Public docs

Start with the CLI, then read the same context in the web workspace.

LogBrew documentation keeps setup, telemetry reads, dashboard state, and agent-readable mirrors in one predictable public path.

First command
logbrew status --json

Status is local, token-safe, and returns recovery steps that agents can parse before reading project data.

Command map

Status

Check local auth, API reachability, and recovery steps before any private read.

logbrew status --json

Command map

Logs

Start with recent errors when a release, project, or trace needs context.

logbrew logs --level error --json

Command map

Issues

List open failure groups before deciding whether to resolve, close, ignore, or reopen.

logbrew issues open --json

Command map

Trace detail

Read a known trace id when logs or issues point to one failing request.

logbrew trace <trace_id> --json

Command map

Actions

Filter user events by name when the important context is a product action.
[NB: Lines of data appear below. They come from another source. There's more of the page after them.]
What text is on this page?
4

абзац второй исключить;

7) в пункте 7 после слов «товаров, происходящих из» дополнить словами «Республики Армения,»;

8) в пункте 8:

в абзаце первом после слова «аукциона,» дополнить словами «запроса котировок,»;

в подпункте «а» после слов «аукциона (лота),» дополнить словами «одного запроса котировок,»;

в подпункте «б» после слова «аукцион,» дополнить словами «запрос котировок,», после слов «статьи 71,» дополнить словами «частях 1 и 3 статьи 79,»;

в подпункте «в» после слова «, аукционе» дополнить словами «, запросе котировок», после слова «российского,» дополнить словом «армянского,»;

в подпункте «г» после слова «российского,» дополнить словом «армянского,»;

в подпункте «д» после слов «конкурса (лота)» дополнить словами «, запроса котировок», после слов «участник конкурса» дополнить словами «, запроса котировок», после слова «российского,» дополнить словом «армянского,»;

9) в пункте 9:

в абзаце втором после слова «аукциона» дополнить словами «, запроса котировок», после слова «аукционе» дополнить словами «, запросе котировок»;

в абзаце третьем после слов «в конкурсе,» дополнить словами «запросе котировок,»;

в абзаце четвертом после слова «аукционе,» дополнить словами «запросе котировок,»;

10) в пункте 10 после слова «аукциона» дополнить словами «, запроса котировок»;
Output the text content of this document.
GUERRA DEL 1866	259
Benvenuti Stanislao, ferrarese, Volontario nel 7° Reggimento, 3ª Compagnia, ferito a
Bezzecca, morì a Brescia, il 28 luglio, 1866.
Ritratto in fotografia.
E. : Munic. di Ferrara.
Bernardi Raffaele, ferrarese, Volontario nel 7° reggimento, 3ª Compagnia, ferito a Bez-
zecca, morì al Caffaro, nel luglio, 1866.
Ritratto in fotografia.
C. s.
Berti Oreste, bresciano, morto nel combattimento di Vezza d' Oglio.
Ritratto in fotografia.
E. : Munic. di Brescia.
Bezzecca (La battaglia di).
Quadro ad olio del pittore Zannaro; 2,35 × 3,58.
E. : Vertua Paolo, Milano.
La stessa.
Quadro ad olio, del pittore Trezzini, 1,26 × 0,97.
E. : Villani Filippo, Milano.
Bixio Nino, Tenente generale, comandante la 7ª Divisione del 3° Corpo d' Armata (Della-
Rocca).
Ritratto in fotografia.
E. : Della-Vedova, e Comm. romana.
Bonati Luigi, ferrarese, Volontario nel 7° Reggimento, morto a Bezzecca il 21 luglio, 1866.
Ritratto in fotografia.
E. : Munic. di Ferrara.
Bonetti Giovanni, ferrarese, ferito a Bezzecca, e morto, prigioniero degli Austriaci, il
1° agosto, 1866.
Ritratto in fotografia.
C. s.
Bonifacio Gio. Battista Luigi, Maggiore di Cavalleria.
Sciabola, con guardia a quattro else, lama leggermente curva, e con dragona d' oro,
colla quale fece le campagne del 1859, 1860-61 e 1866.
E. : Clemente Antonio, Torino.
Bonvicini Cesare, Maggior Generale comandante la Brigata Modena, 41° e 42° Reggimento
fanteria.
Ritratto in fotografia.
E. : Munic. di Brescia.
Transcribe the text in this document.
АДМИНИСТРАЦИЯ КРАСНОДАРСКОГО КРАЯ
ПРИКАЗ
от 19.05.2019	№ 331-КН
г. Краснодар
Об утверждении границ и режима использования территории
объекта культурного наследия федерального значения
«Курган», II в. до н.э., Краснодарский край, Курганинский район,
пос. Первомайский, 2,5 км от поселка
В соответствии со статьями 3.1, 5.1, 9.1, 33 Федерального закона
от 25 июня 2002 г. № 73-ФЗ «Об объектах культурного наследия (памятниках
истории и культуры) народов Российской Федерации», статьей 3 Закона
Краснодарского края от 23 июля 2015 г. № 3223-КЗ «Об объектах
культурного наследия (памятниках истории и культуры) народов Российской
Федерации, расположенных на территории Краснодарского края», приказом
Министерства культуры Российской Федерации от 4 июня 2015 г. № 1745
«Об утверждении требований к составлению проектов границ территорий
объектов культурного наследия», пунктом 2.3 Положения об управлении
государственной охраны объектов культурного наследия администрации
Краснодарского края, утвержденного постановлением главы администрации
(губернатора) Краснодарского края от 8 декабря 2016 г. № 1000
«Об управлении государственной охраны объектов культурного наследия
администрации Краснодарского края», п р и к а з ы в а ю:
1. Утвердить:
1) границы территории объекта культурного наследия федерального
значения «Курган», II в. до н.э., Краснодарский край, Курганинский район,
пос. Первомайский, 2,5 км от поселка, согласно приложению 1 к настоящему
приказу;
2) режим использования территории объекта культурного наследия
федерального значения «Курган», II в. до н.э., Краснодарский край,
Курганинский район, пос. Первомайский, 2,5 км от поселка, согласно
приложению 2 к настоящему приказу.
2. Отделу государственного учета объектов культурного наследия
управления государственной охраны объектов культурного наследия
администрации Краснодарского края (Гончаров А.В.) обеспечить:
logbrew actions --name checkout_failed --json

Command map

Releases

Compare rollout context with log, issue, trace span, and action counts.

logbrew releases --json

CLI first

Check local auth and API reachability

The first read should tell humans and agents whether the CLI can reach the LogBrew API without exposing token material.

  • Use JSON mode when an agent needs stable fields.
  • Use human output when a developer needs the next command.
  • Keep auth recovery pointed back to login and status.

Observe

Read production signals by resource

Logs, issues, actions, traces, releases, and projects should stay separated enough to scan quickly and connected enough to recover context.

  • Logs keep level, release, environment, project, trace, and search filters.
  • Issues keep status, trace context, and mutation vocabulary.
  • Traces keep span names, release context, environment context, and project scope.

Agents

Keep public docs readable without browser state

Every public page should have a Markdown mirror and remain reachable without JavaScript, cookies, login, CAPTCHA, or challenge pages.

  • Use llms.txt to list public agent resources.
  • Use robots.txt to allow public reading and protect private routes.
  • Keep dashboard data behind backend auth and noindex metadata.

API map

Match the dashboard to backend routes

The web workspace should read the existing Rust API route groups instead of inventing dashboard-only storage or alternate contracts.

  • Logs read from /api/logs with level, release, environment, project, trace, and search filters.
  • Issues read and mutate through /api/telemetry/issues and /api/telemetry/issues/{issue_id}.
  • Actions, releases, and trace detail read through /api/telemetry/actions, /api/telemetry/releases, and /api/telemetry/traces/{trace_id}.
  • Projects and auth state come from /api/projects, /api/auth, and CLI status commands.